Growing up in Vermont, “rowing” was used unequivocally to mean a row boat. Out here, it’s a bit different.
For this column, I enrolled in Rocky Mountain Outdoor Center’s L2 River Maneuvers course. When I arrived, I learned the other students were on day two in an oar training series. I was behind.
On a few float trips and one river trip, I jumped on the oars for 5- to 10-minute stretches. I found it to be painful and awkward. I prefered to paddle or drink.
Nearly every person I know who owns a raft was at the Stone Bridge put in when we arrived. And all the rafts were rigged for oars.
When I discovered we’d be in 12-footers for the course, that gave me a boost of confidence. I felt with a shorter boat I’d be able to lift and move the oars with ease, but that didn’t really happen. Yes, it was easier, but I was surprised how quickly my arms crapped out. Holding the oars straight out to the sides proved more difficult than the actual push and pulling.

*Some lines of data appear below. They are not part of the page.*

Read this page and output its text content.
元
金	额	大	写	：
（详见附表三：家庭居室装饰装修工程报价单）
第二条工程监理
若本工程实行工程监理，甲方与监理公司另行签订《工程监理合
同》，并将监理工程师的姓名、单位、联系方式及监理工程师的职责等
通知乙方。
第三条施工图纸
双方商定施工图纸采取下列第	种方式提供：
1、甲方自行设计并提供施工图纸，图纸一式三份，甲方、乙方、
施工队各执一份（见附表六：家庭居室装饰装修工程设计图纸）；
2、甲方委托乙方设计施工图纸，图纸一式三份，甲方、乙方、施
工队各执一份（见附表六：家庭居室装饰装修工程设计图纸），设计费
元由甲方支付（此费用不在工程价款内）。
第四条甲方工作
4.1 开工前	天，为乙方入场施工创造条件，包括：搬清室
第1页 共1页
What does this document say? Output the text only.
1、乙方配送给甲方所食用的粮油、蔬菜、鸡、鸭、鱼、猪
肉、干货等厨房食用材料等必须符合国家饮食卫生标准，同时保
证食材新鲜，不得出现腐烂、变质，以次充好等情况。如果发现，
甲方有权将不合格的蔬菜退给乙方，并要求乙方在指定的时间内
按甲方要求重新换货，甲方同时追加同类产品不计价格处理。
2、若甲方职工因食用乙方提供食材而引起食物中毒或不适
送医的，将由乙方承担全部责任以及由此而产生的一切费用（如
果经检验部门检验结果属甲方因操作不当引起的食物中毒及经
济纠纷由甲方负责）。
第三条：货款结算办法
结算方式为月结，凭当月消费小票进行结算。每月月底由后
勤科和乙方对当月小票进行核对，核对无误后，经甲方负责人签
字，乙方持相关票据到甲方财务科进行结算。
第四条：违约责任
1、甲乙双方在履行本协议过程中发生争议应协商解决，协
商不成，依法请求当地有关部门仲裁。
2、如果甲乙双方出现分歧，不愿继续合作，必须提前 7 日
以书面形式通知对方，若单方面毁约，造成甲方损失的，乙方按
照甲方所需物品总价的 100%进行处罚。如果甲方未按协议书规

When I signed up, I was hopeful I’d master this well-desired ability. While I’m far from mastering, I did gain a lot of beneficial knowledge on reading and navigating river features with RMOC Adventure Specialist Kate Stepan and instructor/guide Nick Loffer. As a veteran, Kate had a personal story of nearly every possible river faux pas. Unintentional flips in an eddy, getting stuck in a strainer, getting stuck in the boat chute. She’s done it all and because of this she was cool as a cucumber. She was attentive, assertive and encouraging.
Even when another student biffed the boat chute – causing an oar to go under the raft and bend almost 90 degrees, Kate said it was all part of the learning experience and if they (RMOC) were concerned with damaged paddles, they wouldn’t teach courses.
Since the rest of the class were on day two of their training, I let them do all the technical sections and I took over for the flat, obstacle-free sections. Wasn’t that nice of me?
At one point I did maneuver between two rocks, like a boss. It certainly helped that I followed the lead boat. But Kate dubbed my execution as “pro” – and I’m holding on to that.
At the end of last summer, my husband and I bought a double ducky. I’m feeling like divorce is less plausible with my new river knowledge.
I learned the mnemonic device, Sag McDie: Set Angle Go Momentum Control Do It Early. It’ll be hard to forget that one.
The River Rat subculture of Salida is one I’ve dipped my toe into but haven’t yet taken the plunge. With the purchase of our divor – I mean double-ducky – I hope to get my dirtbag on this summer.